Composées d'une équipe pluridisciplinaire de spécialistes du handicap, elles se rassemblent généralement une fois par semaine, et doivent donc traiter le maximum de dossiers possible. Un impératif de productivité stressant qui aboutit parfois à des ratés. 


"On savait que ça allait être compliqué donc on a voulu anticiper". En mars 2021, Mélanie dépose une demande d'AESH (accompagnant d'élève en situation de handicap) pour son garçon atteint d'un syndrome Williams-Beuren qui doit rentrer en CP en septembre.

La demande n'aboutit finalement qu'en... octobre 2022. Entre temps, le dossier est tout d'abord refusé, à la "grande surprise" de la maman, qui avait pourtant des attestations de psychologue scolaire, d'ergothérapeute, de psychomotricienne, et d'orthophoniste.

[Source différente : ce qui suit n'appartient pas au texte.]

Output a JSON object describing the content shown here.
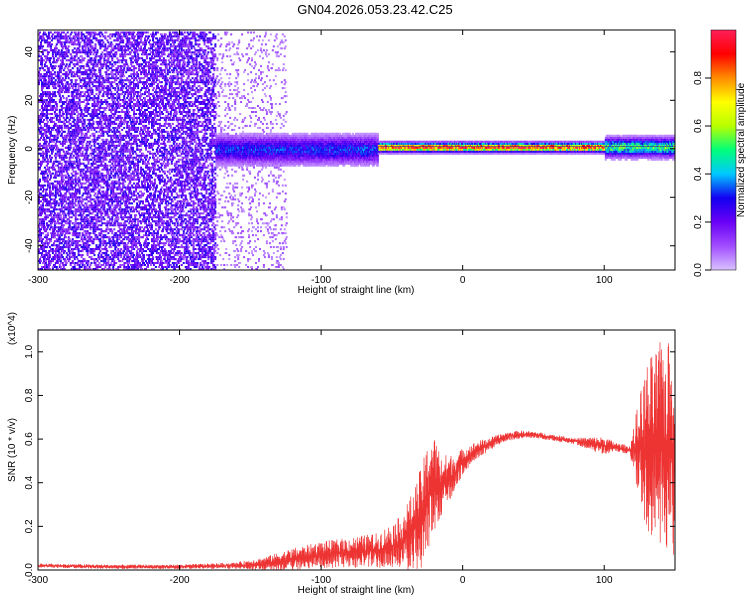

Après de multiples relances sans réponse pour obtenir des explications, elle finit par agiter la menace d'un recours aux médias. "On a obtenu un rendez-vous dans la journée". On lui explique finalement "qu'aucune explication rationnelle ne peut expliquer le refus et que sa demande apparaît recevable". En janvier 2022, elle se retrouve devant le comité instructeur et comprend que son dossier "n'a pas été vraiment lu" parce qu'on lui répond "ah bah si on avait su ça..." alors que les pièces présentées étaient identiques.

Des renforts à la rentrée, suffisant pour rattraper le retard ?

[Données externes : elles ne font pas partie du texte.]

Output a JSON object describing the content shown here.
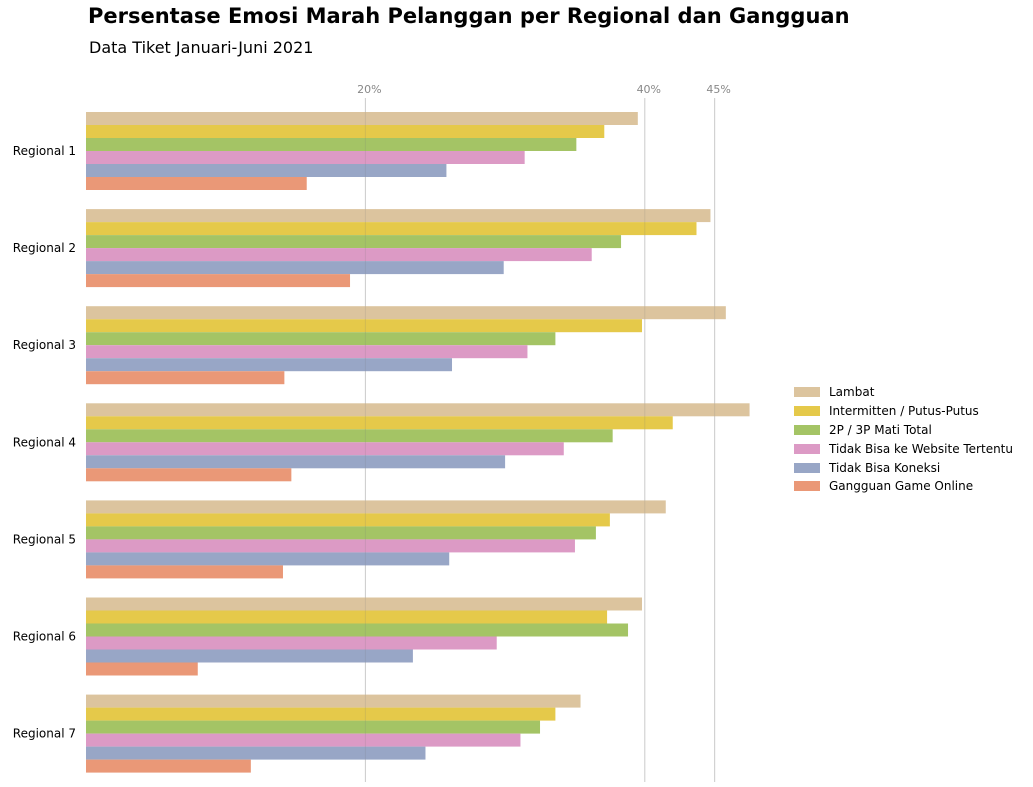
{
  "header": {
    "title": "Persentase Emosi Marah Pelanggan per Regional dan Gangguan",
    "subtitle": "Data Tiket Januari-Juni 2021"
  },
  "chart_data": {
    "type": "bar",
    "orientation": "horizontal",
    "title": "Persentase Emosi Marah Pelanggan per Regional dan Gangguan",
    "subtitle": "Data Tiket Januari-Juni 2021",
    "xlabel": "",
    "ylabel": "",
    "xlim": [
      0,
      50
    ],
    "xticks": [
      20,
      40,
      45
    ],
    "xtick_labels": [
      "20%",
      "40%",
      "45%"
    ],
    "grid": "vertical lines at ticks",
    "legend_position": "right",
    "categories": [
      "Regional 1",
      "Regional 2",
      "Regional 3",
      "Regional 4",
      "Regional 5",
      "Regional 6",
      "Regional 7"
    ],
    "series": [
      {
        "name": "Lambat",
        "color": "#dcc49e",
        "values": [
          39.5,
          44.7,
          45.8,
          47.5,
          41.5,
          39.8,
          35.4
        ]
      },
      {
        "name": "Intermitten / Putus-Putus",
        "color": "#e5c94a",
        "values": [
          37.1,
          43.7,
          39.8,
          42.0,
          37.5,
          37.3,
          33.6
        ]
      },
      {
        "name": "2P / 3P Mati Total",
        "color": "#a4c465",
        "values": [
          35.1,
          38.3,
          33.6,
          37.7,
          36.5,
          38.8,
          32.5
        ]
      },
      {
        "name": "Tidak Bisa ke Website Tertentu",
        "color": "#dc9ac5",
        "values": [
          31.4,
          36.2,
          31.6,
          34.2,
          35.0,
          29.4,
          31.1
        ]
      },
      {
        "name": "Tidak Bisa Koneksi",
        "color": "#98a6c6",
        "values": [
          25.8,
          29.9,
          26.2,
          30.0,
          26.0,
          23.4,
          24.3
        ]
      },
      {
        "name": "Gangguan Game Online",
        "color": "#ea9877",
        "values": [
          15.8,
          18.9,
          14.2,
          14.7,
          14.1,
          8.0,
          11.8
        ]
      }
    ]
  }
}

Son fils obtient finalement son AESH en CE1, mais a éprouvé beaucoup de difficultés en CP, si bien qu'aujourd'hui, compte tenu du retard d'apprentissage, on lui conseille d'intégrer une classe spécialisée ULIS. "S'il avait pu avoir une AESH dès le CP, peut-être qu'on n'en serait pas arrivé là et qu'il pourrait rester intégré au système scolaire normal", se désole Mélanie. Un exemple parmi beaucoup d'autres des conséquences engendrées par la trop grande charge de travail qui pèse sur les salariés de la MDPH du Calvados. 

Face à cet alourdissement du travail quotidien de ses collaborateurs, la structure est démunie. Elle n'a pas pu compter jusqu'à maintenant sur de la main d'oeuvre supplémentaire. "Nous avons 13 agents pour traiter administrativement 40 000 dossiers sur les six antennes du territoire et le site de Caen, et nous sommes une petite cinquantaine à contribuer à l'avancée du dossier. Nous allons recevoir du renfort mais il faut former les agents au préalable. Alors, ils ne seront aptes qu'à la rentrée".

Une brigade temporaire de huit à dix agents, en CDD, arrivera en septembre avec pour objectif d'abaisser la pile de dossier à un niveau convenable. Dans un premier temps cela aura pour effet d'alléger la charge de travail des personnels, et ensuite assouplira peut-être un peu les délais de traitement de demandes. Pour les réduire davantage, la MDPH compte sur l'arrêt de limitation dans le temps de certains dispositifs. Au quatrième trimestre 2022, près de 74% des RQTH ont été délivrées sans limitation de durée.